Monday, May 11, 2015

Ten Things Every Teenage Girl Should Know

Here is the brilliant Caitlin Moran, author of "How to Build a Girl," with ten things every teenage girl (and every woman) should know. Please share this with every girl you know:



10 Things Every Teenage Girl Should Know

1. Self-loathing is the default mode of the teenage girl. You are not alone in this. Contrary to what you think, it’s nothing to do with how fat your legs are, or the unmanageability of your hair. You are self-loathing because you are turning into a woman – and this seems, to a 13-year-old girl like something exhausting, joyless and high-maintenance, for which you will constantly be judged. And you are right. By and large, that’s exactly what being a woman is right now.
 
2. But you don’t need to be like those women. You can choose what kind of woman you want to be.

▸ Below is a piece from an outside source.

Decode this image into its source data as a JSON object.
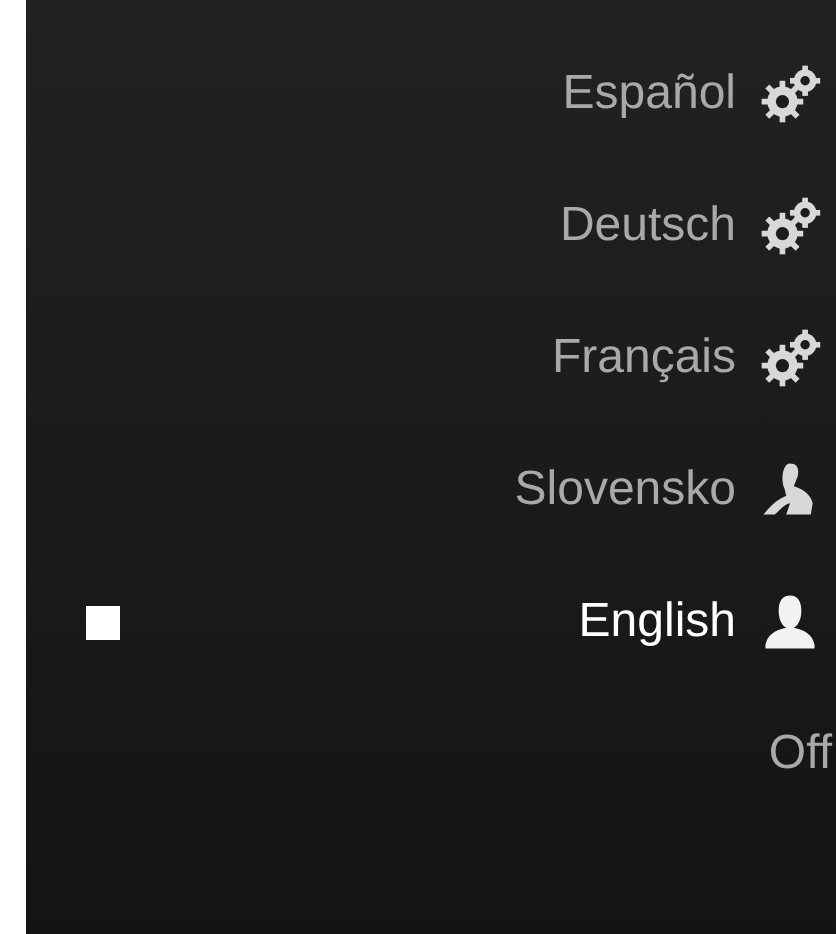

And if that kind of woman doesn’t exist, you reply “That kind of woman doesn’t exist – yet.” “Yet” is going to be a useful word for you. “The world isn’t like that… yet.” “People don’t do things like that… yet.” As a teenage girl – as the future – YOU are the “yet”. You are the one who gets to invent the future. You are the one who gets to invent new women. The kind of women you’d be excited to be. Refer to this process as “the revolution”, for short, because it sounds more exciting. You want the future to be exciting.
 
3. Start the revolution with you. If you’re self-loathing, invent a “you” you don’t loathe, instead. Imagine the thing you would want to be – then be it. Make yourself your own project/pet/pretend best friend. Pretend to be confident, happy, relaxed and you’ll soon realise there’s no difference between pretending these things and actually being them. Wear a silver cape. Be obsessed with geology. Don’t speak until 11am. Intend to be the worlds first Girl Beatle. Learn what every drag queen before you knew: fake it till you make it.
 
4. Your key hobbies need to be long country walks (get some fresh air in your lungs), masturbation, and the revolution. Between those three, you should, in the long term, stay relatively sane.
 
5. Don’t cut your own fringe. It is far, far more difficult than you could ever imagine.
 
6. For that matter, don’t cut anyone else’s either. Good friendships have ended that way.
 
7. Every time your heart gets broken, breathe deep – it grows bigger as it mends. Imagine each line of red scar tissue on it with pride – the same pride you’ll one day have for the stretch marks on your belly, after having a baby. Skin and hearts year to make great things. Don’t be afraid.
 
8. And if your mind tears, do not fear that, either. Depression takes off a layer of skin, so accept that you feel more of the world than most people. Did you hear what I said? YOU FEEL MORE OF THE WORLD THAN MOST PEOPLE. That’s amazing. And anxiety works like electric in your bones – it keeps you wakeful and driven, so use those extra hours, those extra, sleepless days, that your poisoned adrenaline is giving you. You are living longer. You live in double time. Insist that that’s a blessing. Fake that until you make that, too.
 
9. When in doubt, listen to David Bowie. In 1968, Bowie was a gay, ginger, bonk-eyed, snaffle toothed freak walking round South London in a dress, being shouted at by thugs. Four years later, he was still exactly that – but everyone else wanted to be like him too. If David Bowie can make being David Bowie cool, you can make being you cool. PLUS, unlike David Bowie, you get to listen to David Bowie for inspiration. So you’re one up on him, really. YOU’RE ALREADY ONE AHEAD OF DAVID BOWIE.
 
10. Go out there and change the world, so it works for you and every girl like you. I know you will.

2 comments:

Lou said...

Thank you for this! I have a teenage girl and my God we need all the help we can get! Lou x

Katherine C. James said...

Wonderful, Bumble. Thank you. I will share, and ask that it be shared further. xo.